Wherever a revision context is expected in a path (i.e., a
"/revision/<SHA1_GIT>/" path fragment) we can put in its stead a path fragment
of the form /origin/<ORIG_ID>[/branch/<BRANCH>][/ts/<TIMESTAMP>/]. Such a
fragment is resolved, internally by the SWH archive, to a SHA1_GIT as follows:
- [if <TIMESTAMP> is absent] look for the most recent crawl of origin <ORIG_ID>
- [if <TIMESTAMP> is given] look for the most recent crawl of origin <ORIG_ID> whose timestamp is <= <TS>
- [if <BRANCH> is given] look for the branch <BRANCH>
- [if <BRANCH> is absent] look for branch "master"
- return the <SHA1_GIT> pointed by the chosen branch
The already mentioned URL for revision contexts can therefore be alternatively specified by users as /revision/origin/<ORIG_ID>[/branch/<BRANCH>][/ts/<TIMESTAMP>]/
Typing:
- <ORIG_ID>s are given as integer identifiers, pointing into the origin table. There will be separate mechanisms for finding origins by other means (e.g., URLs, metadata, etc). Once an origin is found, it can be used by ID into the above URL schemes
- <BRANCH> names are given as per the corresponding VCS (e.g., Git) and might therefore contains characters that are either invalid in URLs, or that might make the above URL schemes ambiguous (e.g., '/'). All those characters will need to be URL-escaped. (e.g., '/' will become '%2F')
- <TIMESTAMP>s are given in a format as liberal as possible, to uphold the principle of least surprise. At the very minimum it should be possible to enter timestamps as:
- ISO 8601 timestamps (see for instance the output of date -I, date -Is)
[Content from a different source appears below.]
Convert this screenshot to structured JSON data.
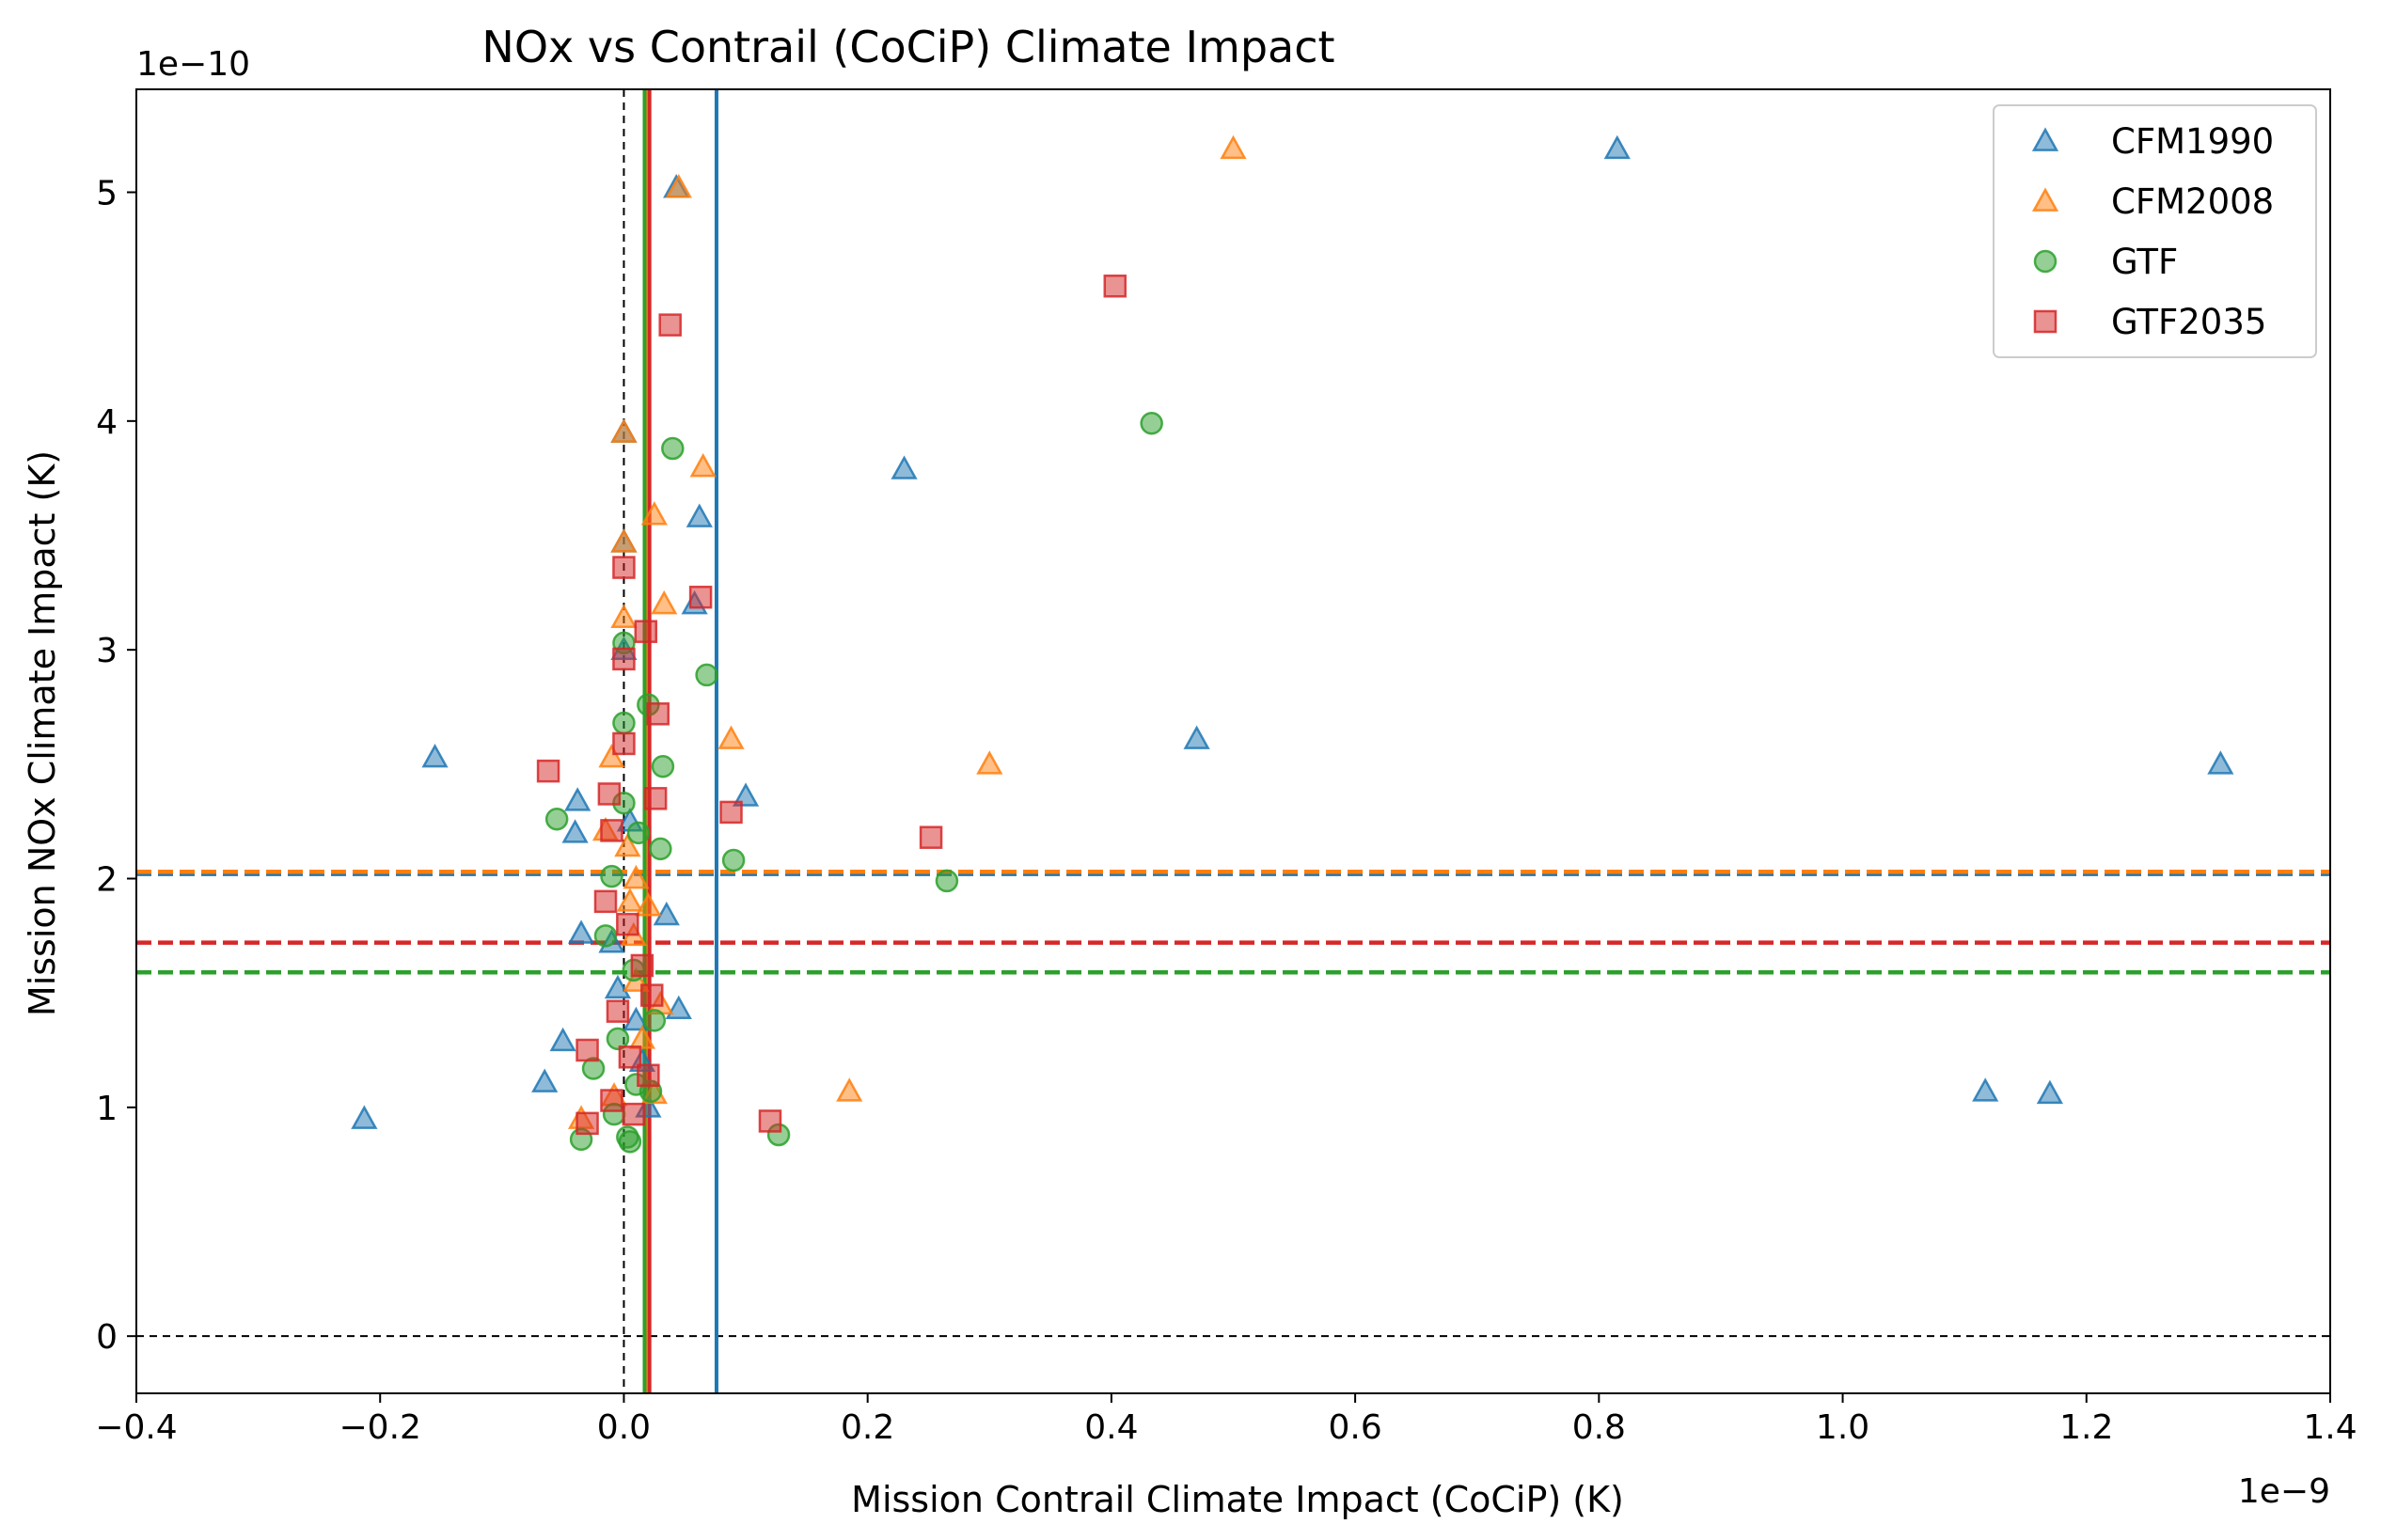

- YYYY[MM[DD[HH[MM[SS]]]]] ad-hoc format
Implementation proposal: use Python dateutil's parser and be done with it https://dateutil.readthedocs.org/en/latest/parser.html . Note: that dateutil does *not* allow to use classical UNIX timestamps expressed as seconds since the epoch (i.e., date +%s output). We will need to single case them.
The same escaping considerations given for <BRANCH> apply.